Your Money or Your Job! (Or Both!)

I must admit to being unimpressed with Sam Zell’s bid for Tribune. I can’t remember the last time someone put up so little money for so great an asset, aside for when I was the juniormost member of the AIG team considering whether to take over The Equitable. (AXA walked away with it, and the untold story is how AIG botched the whole thing.)

The skinny is this: Tribune the company borrows money, and gives it to the ESOP [employee stock ownership plan] to buy up the shares of Tribune. Sam Zell provides a small amount of subordinated financing ($325 million) to Tribune to help make this happen, and receives a warrant to purchase 40% of the company for $500 million. If the true value of the company is $8 billion, this is one sweet deal for Zell. Imagine getting interests in a company worth $3.2 billion, and only having to put up $825 million for that right.

Now, Tribune in its soon to be levered state might not be worth that much, to Zell, or to the employees. This deal presumes a lot in terms of the future profitability of Tribune. Will they be able to carry the debt load?Those that have read me for a while (at RealMoney) know that I am a bear on the newspapers, and most non-internet media businesses. The internet is destroying the margins that support newspapers in three ways:

  • Classified ads are more effective over the web
  • Advertising on the web is more targeted
  • Why subscribe to a paper, when the data is freely available online?

Now in each area a newspaper is still useful, but enough erosion occurs to ruin the economics.
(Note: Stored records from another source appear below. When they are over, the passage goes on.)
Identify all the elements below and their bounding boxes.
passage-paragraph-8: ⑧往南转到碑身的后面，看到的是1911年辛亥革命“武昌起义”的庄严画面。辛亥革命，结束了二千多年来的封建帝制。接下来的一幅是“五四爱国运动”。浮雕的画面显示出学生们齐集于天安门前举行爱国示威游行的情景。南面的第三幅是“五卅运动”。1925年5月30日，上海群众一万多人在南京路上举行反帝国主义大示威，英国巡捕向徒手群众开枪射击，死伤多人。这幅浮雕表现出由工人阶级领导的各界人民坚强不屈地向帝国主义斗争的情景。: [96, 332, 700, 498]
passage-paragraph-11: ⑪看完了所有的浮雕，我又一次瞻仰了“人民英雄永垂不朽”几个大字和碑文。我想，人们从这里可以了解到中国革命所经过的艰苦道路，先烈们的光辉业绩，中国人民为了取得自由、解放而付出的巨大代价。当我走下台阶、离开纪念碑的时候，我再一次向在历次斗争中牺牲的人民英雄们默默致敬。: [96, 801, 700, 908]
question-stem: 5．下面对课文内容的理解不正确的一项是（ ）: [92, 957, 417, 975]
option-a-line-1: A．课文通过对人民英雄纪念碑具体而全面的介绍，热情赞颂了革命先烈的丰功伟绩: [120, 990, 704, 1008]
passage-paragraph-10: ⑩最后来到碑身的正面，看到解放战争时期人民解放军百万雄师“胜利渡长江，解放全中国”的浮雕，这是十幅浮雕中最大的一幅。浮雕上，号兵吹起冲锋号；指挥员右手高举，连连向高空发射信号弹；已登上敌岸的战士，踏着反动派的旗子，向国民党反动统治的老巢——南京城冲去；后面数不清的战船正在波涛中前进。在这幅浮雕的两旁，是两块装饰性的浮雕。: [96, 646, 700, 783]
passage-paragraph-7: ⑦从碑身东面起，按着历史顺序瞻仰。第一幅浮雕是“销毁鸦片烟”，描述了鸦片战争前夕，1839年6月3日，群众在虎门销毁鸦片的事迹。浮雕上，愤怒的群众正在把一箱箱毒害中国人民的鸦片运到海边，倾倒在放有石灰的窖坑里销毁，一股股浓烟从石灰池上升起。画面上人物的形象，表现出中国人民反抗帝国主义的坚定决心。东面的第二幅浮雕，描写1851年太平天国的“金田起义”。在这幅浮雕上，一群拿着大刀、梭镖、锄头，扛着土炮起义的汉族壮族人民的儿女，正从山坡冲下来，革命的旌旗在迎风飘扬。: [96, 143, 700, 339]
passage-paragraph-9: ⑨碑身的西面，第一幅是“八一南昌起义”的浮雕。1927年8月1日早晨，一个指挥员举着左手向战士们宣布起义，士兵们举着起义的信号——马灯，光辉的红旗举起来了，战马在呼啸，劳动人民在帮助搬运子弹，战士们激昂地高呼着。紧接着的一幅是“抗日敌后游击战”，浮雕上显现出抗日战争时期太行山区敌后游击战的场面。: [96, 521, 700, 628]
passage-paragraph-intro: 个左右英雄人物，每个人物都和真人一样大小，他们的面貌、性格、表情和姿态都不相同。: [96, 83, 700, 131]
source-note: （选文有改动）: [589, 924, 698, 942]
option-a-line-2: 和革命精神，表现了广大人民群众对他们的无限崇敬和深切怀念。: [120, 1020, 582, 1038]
I doubt you can turn around a newspaper; perhaps you can create ancillary businesses off of proprietary content, but try to get people to pay for it, or stream a ton of traffic to get ad revenue.

As for the use of the ESOP to finance the takeover, it puts a gun to the heads of employees, who can only vaguely affect firm performance. Any value that they had built up in the ESOP is now at greater risk. If they succeed, they could make quite a bit (while Sam Zell makes proportionately more. If Tribune fails, the ESOP will be worthless, for any who were relying on it. (I realize some older workers can diversify some, but that’s not enough.) Sam Zell would lose his investment, but he can afford that easily. The proportionate impact to workers whose largest asset might be the ESOP would be much worse.

If I were a Tribune worker, I would urge the ESOP to vote down the deal. The downside is more significant than the upside.